A new taxation and oversight regime is in force for foreign-facing online gaming operators (POGOs) in the Philippines, tightening POGO scrutiny and ramping punishment for tax delinquency and labour violations.
The Bureau of Internal Revenue (BIR) on November 26 released its Revenue Regulations No.20-2021 in response to legislation signed into law in September that imposed a 5 percent flat levy on online gross gaming revenue.
The regulations further elevate the ability of the BIR to bypass gambling regulators, particularly PAGCOR, and close down POGOs that fail to pay tax dues or commit other fraud through company non-registration or not applying withholding taxes to foreign workers.
The most impactful of these powers is to close down not only a POGO if it breaches tax requirements, but also the network of agents and service providers associated with it, seemingly marking a major addition to the BIR’s weaponry against illegal operations.
“The implementation of closure orders against [POGOs] and/or [POGO]-Gaming Agents shall necessarily include the closure of all their respective Accredited Service Providers, which must also cease to operate,” the regulations state.
The list of punishments provides for deportation of any foreign employee of a POGO or POGO service provider whose employer fails to apply a new withholding tax of 25 percent of gross income and no less than 12,500 pesos ($248) per month.
Such employees will also be subject to bans on re-entering the Philippines and will join a blacklist maintained by labour and immigration authorities.
Among other punitive measures, POGOs and associated service providers that fail to acquire a Taxpayer Identification Number (TIN) for staff will be fined 20,000 pesos per offence, and could have their licences revoked after referral to “other relevant agencies”.

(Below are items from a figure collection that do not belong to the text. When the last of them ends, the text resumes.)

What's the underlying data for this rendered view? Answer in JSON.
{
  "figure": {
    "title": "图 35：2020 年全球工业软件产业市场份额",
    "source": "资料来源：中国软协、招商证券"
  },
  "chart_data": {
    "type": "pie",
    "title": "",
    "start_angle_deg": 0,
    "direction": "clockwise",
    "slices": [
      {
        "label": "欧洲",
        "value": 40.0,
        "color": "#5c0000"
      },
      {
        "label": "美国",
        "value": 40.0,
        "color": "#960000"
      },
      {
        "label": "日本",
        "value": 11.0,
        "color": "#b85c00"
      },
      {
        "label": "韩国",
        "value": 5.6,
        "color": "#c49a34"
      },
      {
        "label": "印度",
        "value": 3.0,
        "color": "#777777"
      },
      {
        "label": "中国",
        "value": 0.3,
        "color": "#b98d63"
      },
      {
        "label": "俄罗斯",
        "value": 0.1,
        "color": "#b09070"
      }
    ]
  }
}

The measures refer to foreign-facing online gaming operators not as POGOs, as PAGCOR does, but as “Offshore Gaming Licensees”.
The measures instead use the POGO acronym to refer to gaming operations rather than companies; therefore, including offshore gaming licensees and service providers under the banner of “POGO Entities”.
The implementation of the tax measures greatly expands the tax bureau’s ability to monitor and cull wayward online gaming companies after years of quarrelling and litigation with PAGCOR over tax receipts from the industry.
As such, they represent an additional burden to a segment that once dominated the region’s online gaming space, but which has contracted dramatically after pandemic damage, Beijing's attacks on Chinese nationals who gamble with or work for POGOs, and wider Philippine government crackdowns on the industry.